In today's sorta surprising (but not really) M&A news, Cardinal Health (NYSE: CAH) has signed a letter of intent to acquire regional wholesaler Dik Drug. No press release yet, so consider this post to be another Drug Channels exclusive. (The news was confirmed to me by Cardinal's SVP of Public Relations.)
This deal is one more step in the long-running consolidation of the U.S. pharmaceutical distribution business. It also helps further boost Cardinal's business with smaller pharmacies. Dik is a closely-held and fairly secretive private company, so there's no official data on revenues, but most likely less than $2 billion. [UPDATE: I have learned that revenues are actually below $500 million.]
Industries do not consolidate forever (even drug wholesaling). Given the limited number of possible buyers and the pharmacy industry's pace of change, I expect that the remaining regional wholesalers will be looking for a reasonable exit strategy over the next few years, too. Read on for some additional background.
In recent years, Cardinal has been the busiest buyer of regional wholesalers. Recent acquisitions by Cardinal Health have focused on growing its core pharmaceutical distribution business with retail independent pharmacies. Key purchases include Parmed Pharmaceutical (2006), The F. Dohmen Co. (2006), Borschow Hospital and Medical Supplies (2008), and Kinray (2010). For an overview of historical acquisition activity by the big wholesalers, see the company profiles in chapter 6 of the 2011-12 Economic Report on Pharmaceutical Wholesalers and Specialty Distributors.
Dik is also an investor in Third Party Station a.k.a. Pharmacy First, a wholesaler-owned Pharmacy Services Administrative Organization (PSAO) with about 2,500 members. Most independent pharmacy owners rely on a PSAO to negotiate and administer contracts between a PBM and groups of independent pharmacies.

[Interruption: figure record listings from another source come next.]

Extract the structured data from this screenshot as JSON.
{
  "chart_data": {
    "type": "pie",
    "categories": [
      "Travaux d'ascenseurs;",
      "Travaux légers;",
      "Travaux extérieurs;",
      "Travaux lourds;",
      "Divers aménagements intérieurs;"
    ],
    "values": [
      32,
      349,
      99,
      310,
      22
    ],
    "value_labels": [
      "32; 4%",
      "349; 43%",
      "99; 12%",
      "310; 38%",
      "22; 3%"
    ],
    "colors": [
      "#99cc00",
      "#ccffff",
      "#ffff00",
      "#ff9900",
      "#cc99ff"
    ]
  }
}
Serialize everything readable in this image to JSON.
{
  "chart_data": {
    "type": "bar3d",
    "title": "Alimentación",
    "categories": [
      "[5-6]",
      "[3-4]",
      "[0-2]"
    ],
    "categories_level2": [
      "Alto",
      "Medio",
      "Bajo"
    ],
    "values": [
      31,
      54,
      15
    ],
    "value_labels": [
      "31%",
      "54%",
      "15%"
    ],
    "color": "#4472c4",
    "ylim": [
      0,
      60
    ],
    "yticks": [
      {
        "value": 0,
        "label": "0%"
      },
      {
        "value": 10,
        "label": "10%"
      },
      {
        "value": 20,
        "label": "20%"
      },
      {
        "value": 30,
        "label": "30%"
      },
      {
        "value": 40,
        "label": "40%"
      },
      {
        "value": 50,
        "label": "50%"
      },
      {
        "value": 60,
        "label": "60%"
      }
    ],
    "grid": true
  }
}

TPS is owned by Wholesale Alliance LLC, which itself is jointly owned by the following regional drug wholesalers: Burlington Drug, Dakota Drug, DIK Drug, King Drug, Kinray, NC Mutual, Rochester Drug Co, Smith Drug, and Value Drug. Two of those nine wholesalers have now been acquired by Cardinal. [UPDATE: A Kinray representative asked me to clarify that Kinray exited the Wholesale Alliance following the Cardinal acquisition.] Cardinal operates LeaderNET, a PSAO with about 2,000 pharmacies. Hmmm...

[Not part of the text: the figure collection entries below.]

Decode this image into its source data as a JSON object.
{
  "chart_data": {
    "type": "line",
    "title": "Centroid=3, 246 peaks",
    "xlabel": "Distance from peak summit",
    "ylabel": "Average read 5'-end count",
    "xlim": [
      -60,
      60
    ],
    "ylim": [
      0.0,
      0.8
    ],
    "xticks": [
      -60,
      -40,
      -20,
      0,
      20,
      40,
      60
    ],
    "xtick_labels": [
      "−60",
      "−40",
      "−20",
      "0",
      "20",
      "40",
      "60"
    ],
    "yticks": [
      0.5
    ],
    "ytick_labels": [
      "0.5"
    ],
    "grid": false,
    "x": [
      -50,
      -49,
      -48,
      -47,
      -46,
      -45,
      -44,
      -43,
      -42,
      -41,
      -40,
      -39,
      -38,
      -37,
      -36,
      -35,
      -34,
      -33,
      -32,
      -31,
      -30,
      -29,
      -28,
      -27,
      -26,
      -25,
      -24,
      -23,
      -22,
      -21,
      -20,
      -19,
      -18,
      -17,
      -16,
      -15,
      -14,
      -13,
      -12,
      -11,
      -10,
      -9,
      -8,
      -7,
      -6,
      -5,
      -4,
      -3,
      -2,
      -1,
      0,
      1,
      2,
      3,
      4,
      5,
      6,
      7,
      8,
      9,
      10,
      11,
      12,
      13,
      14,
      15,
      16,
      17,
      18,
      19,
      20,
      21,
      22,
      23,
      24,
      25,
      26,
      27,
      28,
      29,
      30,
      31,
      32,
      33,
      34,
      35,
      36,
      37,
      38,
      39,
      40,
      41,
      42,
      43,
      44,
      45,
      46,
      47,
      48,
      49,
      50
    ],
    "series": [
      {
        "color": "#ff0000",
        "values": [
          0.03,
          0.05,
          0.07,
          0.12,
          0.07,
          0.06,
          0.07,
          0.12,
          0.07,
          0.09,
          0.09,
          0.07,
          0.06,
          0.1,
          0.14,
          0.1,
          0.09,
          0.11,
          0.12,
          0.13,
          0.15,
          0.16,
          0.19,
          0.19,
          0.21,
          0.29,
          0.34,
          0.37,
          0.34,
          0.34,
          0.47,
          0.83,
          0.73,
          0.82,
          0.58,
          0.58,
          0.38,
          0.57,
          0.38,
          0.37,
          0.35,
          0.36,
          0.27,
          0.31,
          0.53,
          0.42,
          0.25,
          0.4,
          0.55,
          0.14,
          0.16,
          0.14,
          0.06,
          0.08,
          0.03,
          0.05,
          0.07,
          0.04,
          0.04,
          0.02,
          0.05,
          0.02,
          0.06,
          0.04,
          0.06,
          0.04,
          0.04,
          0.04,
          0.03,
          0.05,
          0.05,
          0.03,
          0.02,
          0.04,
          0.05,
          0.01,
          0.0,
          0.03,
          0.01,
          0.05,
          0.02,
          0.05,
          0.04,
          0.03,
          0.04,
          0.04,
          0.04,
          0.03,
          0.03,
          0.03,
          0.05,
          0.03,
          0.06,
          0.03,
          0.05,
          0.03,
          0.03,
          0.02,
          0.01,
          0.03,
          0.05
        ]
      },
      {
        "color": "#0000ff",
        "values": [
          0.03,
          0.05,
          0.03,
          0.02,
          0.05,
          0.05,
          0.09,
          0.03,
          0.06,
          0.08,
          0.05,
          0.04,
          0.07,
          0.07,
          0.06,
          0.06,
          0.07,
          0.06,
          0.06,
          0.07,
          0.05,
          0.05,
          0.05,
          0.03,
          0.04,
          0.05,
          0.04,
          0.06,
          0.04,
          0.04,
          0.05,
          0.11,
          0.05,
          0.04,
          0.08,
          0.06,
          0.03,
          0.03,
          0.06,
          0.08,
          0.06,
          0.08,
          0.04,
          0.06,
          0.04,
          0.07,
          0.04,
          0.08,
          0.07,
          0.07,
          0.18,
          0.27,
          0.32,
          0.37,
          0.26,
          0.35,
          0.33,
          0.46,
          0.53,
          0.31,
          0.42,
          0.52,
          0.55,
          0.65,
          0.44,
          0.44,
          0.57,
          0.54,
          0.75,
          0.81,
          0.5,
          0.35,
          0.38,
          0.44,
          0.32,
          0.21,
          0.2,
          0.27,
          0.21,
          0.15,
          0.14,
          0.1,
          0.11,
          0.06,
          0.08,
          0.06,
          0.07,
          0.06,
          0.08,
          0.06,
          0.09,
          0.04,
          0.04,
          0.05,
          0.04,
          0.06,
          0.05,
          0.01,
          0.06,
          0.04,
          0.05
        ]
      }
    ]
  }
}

P.S. Want to totally geek out on the history of pharmaceutical wholesaling from the 1700s through the mid-1990s? Then check out my 1998 academic article Understanding Evolutionary Processes in Non-Manufacturing Industries: Empirical Insights from the Shakeout in Pharmaceutical Wholesaling. Plenty o' jargon!
Amazing how you report the news before the news!
ReplyDeleteI'm at a regional wholesaler. We always pick up business when one of the big guys buys a local competitor. So I say, let's have more consolidation! We can beat the big 3 on service anytime.
Good point. There are certainly viable niches in any consolidating industry. Nevertheless, business owners (and their families) have to consider the environment and decide when to cash out.